The Gospel reading from Luke speaks of prayer, but does so in the context of parental relationship. We read here Luke’s version of the Lord’s Prayer – offered in answer to the question posed by the Disciples – will you teach us to pray. And in simple and yet powerful ways, he offers a model that we have (especially in its Matthean version) repeated regularly down through the ages. The prayer is in many ways a pledge of ultimate allegiance to God. But the passage not only includes the prayer, it includes further teaching on prayer. Luke seeks to affirm the relational nature of our prayer. In two parables, Jesus contrasts God’s responsiveness to human responsiveness.
In the first parable, Jesus asks us to imagine a person going to a friend in the middle of the night and asking for bread because another friend had arrived at his house, and he has nothing to offer. The neighbor will surely tell the person to go away and stop bothering him. But the neighbor will get up and provide the bread if the person asking is brash enough and persistent enough to keep knocking – like Sheldon on Big Bang Theory. So, with prayer be persistent in your knocking, seeking, asking. Jesus offers a promise – to those who seek, will find, knock have the door opened, ask will receive. Of course this passage raises important questions about unanswered prayers.

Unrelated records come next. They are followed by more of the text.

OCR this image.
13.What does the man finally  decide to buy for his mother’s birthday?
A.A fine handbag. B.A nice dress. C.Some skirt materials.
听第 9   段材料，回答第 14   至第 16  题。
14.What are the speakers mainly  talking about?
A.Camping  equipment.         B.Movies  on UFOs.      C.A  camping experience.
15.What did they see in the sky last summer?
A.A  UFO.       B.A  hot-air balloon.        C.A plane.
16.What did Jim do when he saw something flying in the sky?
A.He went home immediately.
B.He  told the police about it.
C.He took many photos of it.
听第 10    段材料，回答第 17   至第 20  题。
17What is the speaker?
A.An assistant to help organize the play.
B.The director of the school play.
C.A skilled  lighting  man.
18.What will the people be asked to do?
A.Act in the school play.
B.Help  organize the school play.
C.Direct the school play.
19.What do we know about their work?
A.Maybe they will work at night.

For those of us who have been in faith communities that seemed to offer promises that if you have enough faith everything you ask for will be given, a passage like this raises questions. Experience suggests that things don’t always work out this way. In any case, the parables speak of persistence – keep seeking, keep knocking, keep asking. Don’t give up, for God hears the prayers. John Koenig writes:
The message is clear: no matter how hard it is, no matter how fruitless it seems, we must keep up our contact with the heavenly Abba. [Rediscovering New Testament Prayer: Boldness and Blessing in the Name of Jesus, (Harper Collins, 1992, reprint Wipf & Stock, 2004), p. 23].

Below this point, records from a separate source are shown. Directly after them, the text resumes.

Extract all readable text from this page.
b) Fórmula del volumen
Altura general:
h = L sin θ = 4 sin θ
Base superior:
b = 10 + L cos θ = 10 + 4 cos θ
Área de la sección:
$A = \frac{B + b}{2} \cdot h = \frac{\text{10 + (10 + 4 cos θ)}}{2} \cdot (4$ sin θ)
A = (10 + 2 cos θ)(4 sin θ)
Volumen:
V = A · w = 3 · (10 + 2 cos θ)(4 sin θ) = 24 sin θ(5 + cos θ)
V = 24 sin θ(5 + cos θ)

The message is reinforced in the second parable, which reminds us that if our earthly parents will respond compassionately and appropriately to our requests – a fish not a snake, egg not a scorpion – then surely God will act appropriately and compassionately. It is an invitation to come to God and entrust one’s life to God’s care. The reference to the reader being evil might set well, but the point is the contrast – if human beings, who are tainted, can do what is right, then certainly God will do what is right. If earthly parents provide good gifts, the God will provide the Holy Spirit to those who ask. Luke exchanges Matthews “good things” for the Holy Spirit, as a reminder that for Luke, “the Spirit is an agent who continues to empower the community to witness to the divine realm in the world, even after the ascension. Even in the midst of adversity, the Spirit is present in the community” [Ron Allen and Clark Williamson, Preaching the Gospels without Blaming the Jews: A Lectionary Commentary, p. 225].
As we come this week to hear the Word of God, we hear a word that the God revealed in Jesus, in whom we are invited to live our lives, is a God of compassion and grace. Even when we frustrate God, in the end God will pour out upon us the Spirit as an endowment of power to bear witness to the good things of God.